Hawaii has just one native land mammal: the Hawaiian hoary bat. It’s closely related to the hoary bats found on the mainland and is the only bat species native to the islands. Its population is small and considered vulnerable, making it a conservation priority.

Where Bats Roost in Cities and Towns

Bats are not just wilderness animals. As urban development has expanded, bat populations in cities have grown increasingly common. They roost under bridges, in vacant buildings, inside attics, and in the trees of parks and residential neighborhoods. Cities offer a combination of artificial roosts, water sources, and streetlamps that attract insects, essentially concentrating food in a small area.

If you live in a house with gaps in the eaves or an unsealed attic, there’s a reasonable chance bats have investigated it. Big brown bats and little brown bats are the species most commonly found in buildings. Community parks and homeowners can install bat houses to provide alternative roosting sites, which can reduce the likelihood of bats settling into attics while still supporting local populations.

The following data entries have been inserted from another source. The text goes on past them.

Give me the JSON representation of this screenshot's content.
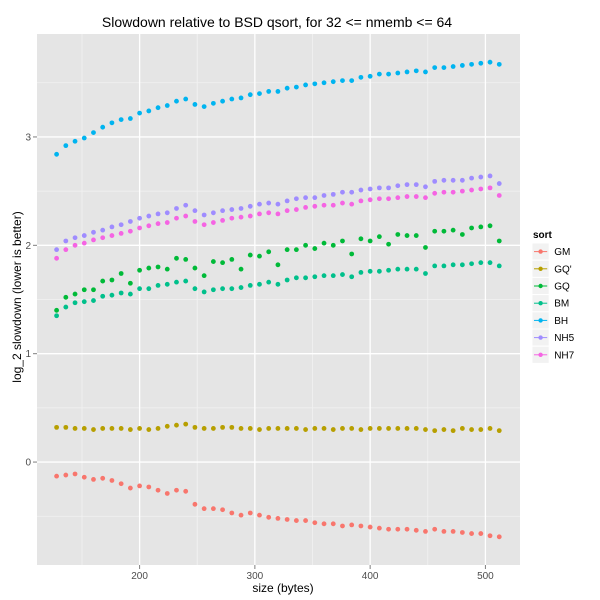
{
  "chart_data": {
    "type": "scatter",
    "title": "Slowdown relative to BSD qsort, for 32 <= nmemb <= 64",
    "xlabel": "size (bytes)",
    "ylabel": "log_2 slowdown (lower is better)",
    "xlim": [
      111,
      530
    ],
    "ylim": [
      -0.95,
      3.95
    ],
    "xticks": [
      200,
      300,
      400,
      500
    ],
    "yticks": [
      0,
      1,
      2,
      3
    ],
    "grid": true,
    "legend": {
      "title": "sort",
      "position": "right"
    },
    "x": [
      128,
      136,
      144,
      152,
      160,
      168,
      176,
      184,
      192,
      200,
      208,
      216,
      224,
      232,
      240,
      248,
      256,
      264,
      272,
      280,
      288,
      296,
      304,
      312,
      320,
      328,
      336,
      344,
      352,
      360,
      368,
      376,
      384,
      392,
      400,
      408,
      416,
      424,
      432,
      440,
      448,
      456,
      464,
      472,
      480,
      488,
      496,
      504,
      512
    ],
    "series": [
      {
        "name": "GM",
        "color": "#F8766D",
        "values": [
          -0.13,
          -0.12,
          -0.11,
          -0.14,
          -0.16,
          -0.15,
          -0.17,
          -0.2,
          -0.24,
          -0.22,
          -0.23,
          -0.26,
          -0.29,
          -0.26,
          -0.27,
          -0.39,
          -0.43,
          -0.43,
          -0.44,
          -0.47,
          -0.49,
          -0.47,
          -0.49,
          -0.51,
          -0.52,
          -0.53,
          -0.54,
          -0.54,
          -0.56,
          -0.57,
          -0.57,
          -0.59,
          -0.58,
          -0.59,
          -0.6,
          -0.61,
          -0.62,
          -0.62,
          -0.62,
          -0.63,
          -0.64,
          -0.62,
          -0.64,
          -0.64,
          -0.65,
          -0.66,
          -0.66,
          -0.68,
          -0.69
        ]
      },
      {
        "name": "GQ'",
        "color": "#B79F00",
        "values": [
          0.32,
          0.32,
          0.31,
          0.31,
          0.3,
          0.31,
          0.31,
          0.31,
          0.3,
          0.31,
          0.3,
          0.31,
          0.33,
          0.34,
          0.35,
          0.32,
          0.31,
          0.31,
          0.32,
          0.32,
          0.31,
          0.31,
          0.3,
          0.31,
          0.31,
          0.31,
          0.31,
          0.3,
          0.31,
          0.31,
          0.3,
          0.31,
          0.31,
          0.3,
          0.31,
          0.31,
          0.31,
          0.31,
          0.31,
          0.31,
          0.3,
          0.29,
          0.3,
          0.29,
          0.31,
          0.3,
          0.3,
          0.31,
          0.29
        ]
      },
      {
        "name": "GQ",
        "color": "#00BA38",
        "values": [
          1.4,
          1.52,
          1.55,
          1.59,
          1.59,
          1.67,
          1.68,
          1.74,
          1.65,
          1.77,
          1.79,
          1.8,
          1.78,
          1.88,
          1.87,
          1.79,
          1.72,
          1.85,
          1.84,
          1.87,
          1.78,
          1.91,
          1.9,
          1.94,
          1.82,
          1.96,
          1.96,
          2.0,
          1.97,
          2.02,
          2.0,
          2.04,
          1.92,
          2.06,
          2.04,
          2.08,
          2.01,
          2.1,
          2.09,
          2.09,
          1.98,
          2.13,
          2.13,
          2.14,
          2.1,
          2.16,
          2.17,
          2.18,
          2.04
        ]
      },
      {
        "name": "BM",
        "color": "#00C08B",
        "values": [
          1.35,
          1.43,
          1.47,
          1.48,
          1.49,
          1.53,
          1.54,
          1.56,
          1.55,
          1.6,
          1.6,
          1.63,
          1.64,
          1.66,
          1.67,
          1.6,
          1.57,
          1.59,
          1.6,
          1.6,
          1.61,
          1.63,
          1.64,
          1.66,
          1.64,
          1.68,
          1.7,
          1.7,
          1.71,
          1.72,
          1.72,
          1.73,
          1.71,
          1.75,
          1.76,
          1.76,
          1.77,
          1.78,
          1.78,
          1.78,
          1.74,
          1.81,
          1.81,
          1.82,
          1.82,
          1.83,
          1.84,
          1.84,
          1.81
        ]
      },
      {
        "name": "BH",
        "color": "#00B4F0",
        "values": [
          2.84,
          2.92,
          2.96,
          2.99,
          3.04,
          3.09,
          3.13,
          3.16,
          3.17,
          3.22,
          3.24,
          3.27,
          3.29,
          3.33,
          3.35,
          3.3,
          3.28,
          3.31,
          3.33,
          3.35,
          3.36,
          3.39,
          3.4,
          3.42,
          3.42,
          3.45,
          3.46,
          3.48,
          3.49,
          3.5,
          3.51,
          3.52,
          3.52,
          3.55,
          3.56,
          3.58,
          3.58,
          3.59,
          3.6,
          3.61,
          3.6,
          3.64,
          3.64,
          3.65,
          3.66,
          3.67,
          3.68,
          3.69,
          3.67
        ]
      },
      {
        "name": "NH5",
        "color": "#9F8CFF",
        "values": [
          1.96,
          2.04,
          2.07,
          2.09,
          2.12,
          2.14,
          2.17,
          2.19,
          2.22,
          2.25,
          2.27,
          2.29,
          2.3,
          2.34,
          2.37,
          2.32,
          2.28,
          2.3,
          2.32,
          2.33,
          2.34,
          2.36,
          2.38,
          2.39,
          2.38,
          2.41,
          2.43,
          2.44,
          2.44,
          2.46,
          2.47,
          2.49,
          2.49,
          2.51,
          2.52,
          2.53,
          2.53,
          2.55,
          2.56,
          2.56,
          2.54,
          2.59,
          2.6,
          2.6,
          2.6,
          2.62,
          2.63,
          2.64,
          2.57
        ]
      },
      {
        "name": "NH7",
        "color": "#F564E3",
        "values": [
          1.88,
          1.96,
          2.0,
          2.02,
          2.05,
          2.07,
          2.09,
          2.11,
          2.13,
          2.16,
          2.18,
          2.2,
          2.21,
          2.25,
          2.27,
          2.22,
          2.19,
          2.21,
          2.23,
          2.25,
          2.26,
          2.27,
          2.29,
          2.3,
          2.29,
          2.32,
          2.33,
          2.35,
          2.36,
          2.37,
          2.37,
          2.39,
          2.38,
          2.41,
          2.42,
          2.43,
          2.43,
          2.44,
          2.45,
          2.45,
          2.44,
          2.48,
          2.49,
          2.49,
          2.5,
          2.51,
          2.52,
          2.53,
          2.46
        ]
      }
    ]
  }
}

Seasonal Shifts in Distribution

Not all U.S. bats stay in one place year-round. In the northern states, solitary tree-dwelling species like the red bat and silver-haired bat migrate south when winter approaches, following insect availability. In the southern states, colonial species like the Mexican free-tailed bat also migrate, crossing into Mexico for the winter months and returning in spring as their prey moves north again.

Species that don’t migrate typically hibernate. Townsend’s big-eared bat, found across the western U.S., hibernates in cold caves and mines, folding its oversized ears flat against its body to conserve heat. Maternity colonies of up to 200 females form in spring and summer, then disperse in fall as bats seek out hibernation sites. This means the same species can occupy very different locations depending on the time of year, a detail that matters if you’re trying to spot bats or understand why they appear in your area seasonally.

Rabies Risk by Region

Bats are the leading source of human rabies cases in the United States. Among the 42 domestically acquired human rabies cases reported between 2000 and 2024, bat contact was responsible for 35 of them, or 83%. In 2024 alone, two people died from bat-associated rabies, one in Minnesota and one in California.

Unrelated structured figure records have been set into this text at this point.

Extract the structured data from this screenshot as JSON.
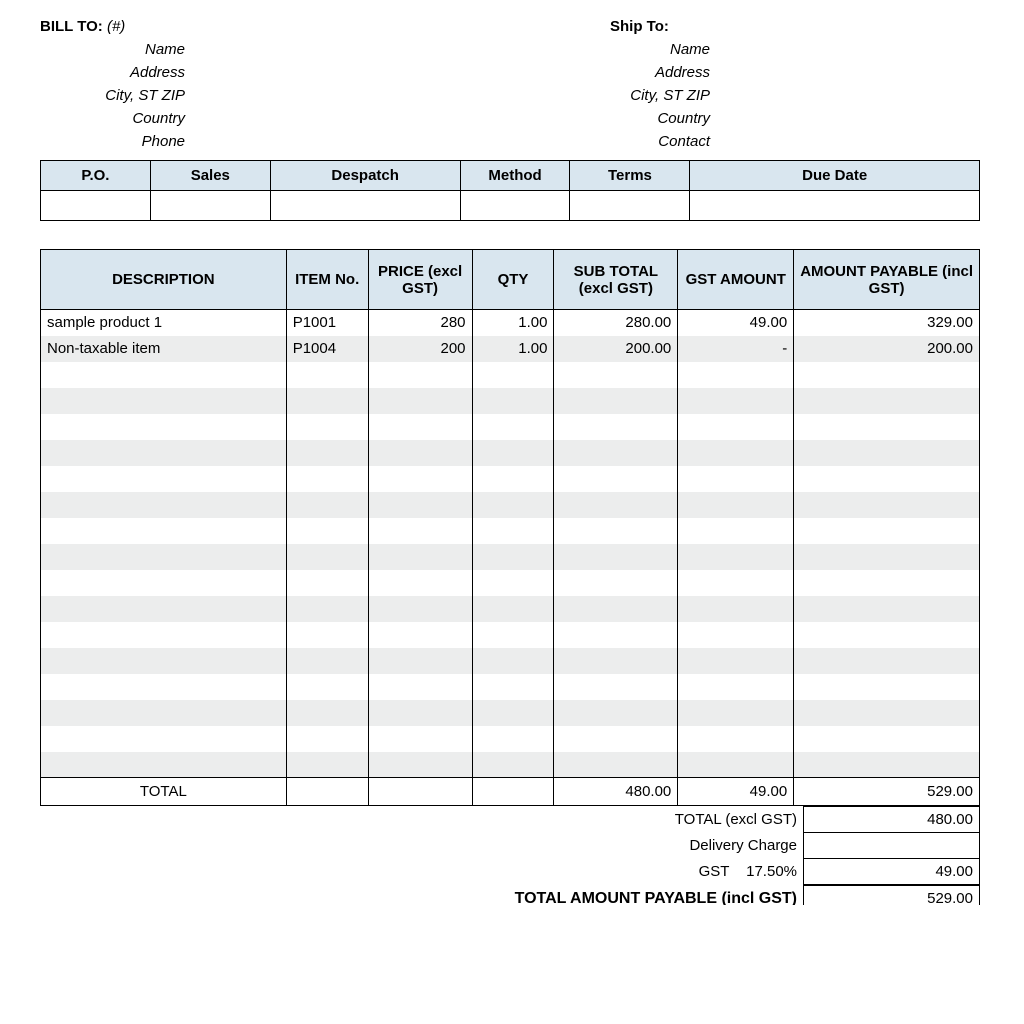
{
  "billTo": {
    "title": "BILL TO:",
    "suffix": "(#)",
    "lines": [
      "Name",
      "Address",
      "City, ST ZIP",
      "Country",
      "Phone"
    ]
  },
  "shipTo": {
    "title": "Ship To:",
    "lines": [
      "Name",
      "Address",
      "City, ST ZIP",
      "Country",
      "Contact"
    ]
  },
  "infoHeaders": [
    "P.O.",
    "Sales",
    "Despatch",
    "Method",
    "Terms",
    "Due Date"
  ],
  "infoWidths": [
    "110px",
    "120px",
    "190px",
    "110px",
    "120px",
    "290px"
  ],
  "itemsTable": {
    "headers": [
      "DESCRIPTION",
      "ITEM No.",
      "PRICE (excl GST)",
      "QTY",
      "SUB TOTAL (excl GST)",
      "GST AMOUNT",
      "AMOUNT PAYABLE (incl GST)"
    ],
    "colWidths": [
      "246px",
      "82px",
      "104px",
      "82px",
      "124px",
      "116px",
      "186px"
    ],
    "rows": [
      {
        "description": "sample product 1",
        "itemNo": "P1001",
        "price": "280",
        "qty": "1.00",
        "subTotal": "280.00",
        "gst": "49.00",
        "amount": "329.00"
      },
      {
        "description": "Non-taxable item",
        "itemNo": "P1004",
        "price": "200",
        "qty": "1.00",
        "subTotal": "200.00",
        "gst": "-",
        "amount": "200.00"
      }
    ],
    "emptyRows": 16,
    "footer": {
      "label": "TOTAL",
      "subTotal": "480.00",
      "gst": "49.00",
      "amount": "529.00"
    }
  },
  "totals": {
    "labels": {
      "exclGst": "TOTAL (excl GST)",
      "delivery": "Delivery Charge",
      "gst": "GST",
      "gstRate": "17.50%",
      "final": "TOTAL AMOUNT PAYABLE (incl GST)"
    },
    "values": {
      "exclGst": "480.00",
      "delivery": "",
      "gst": "49.00",
      "final": "529.00"
    }
  },
  "colors": {
    "headerBg": "#d9e6ef",
    "stripe": "#eceded",
    "border": "#000000"
  }
}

That said, the overall infection rate in bats is low. Among bats submitted for testing (which skews toward sick or behaving-abnormally animals), roughly 5% test positive for rabies. The risk is not concentrated in any single region. It exists wherever bats are found, which is every state. The practical takeaway: never handle a bat with bare hands, and if you wake up to find a bat in your bedroom, contact your local health department, since bites can be small enough to go unnoticed.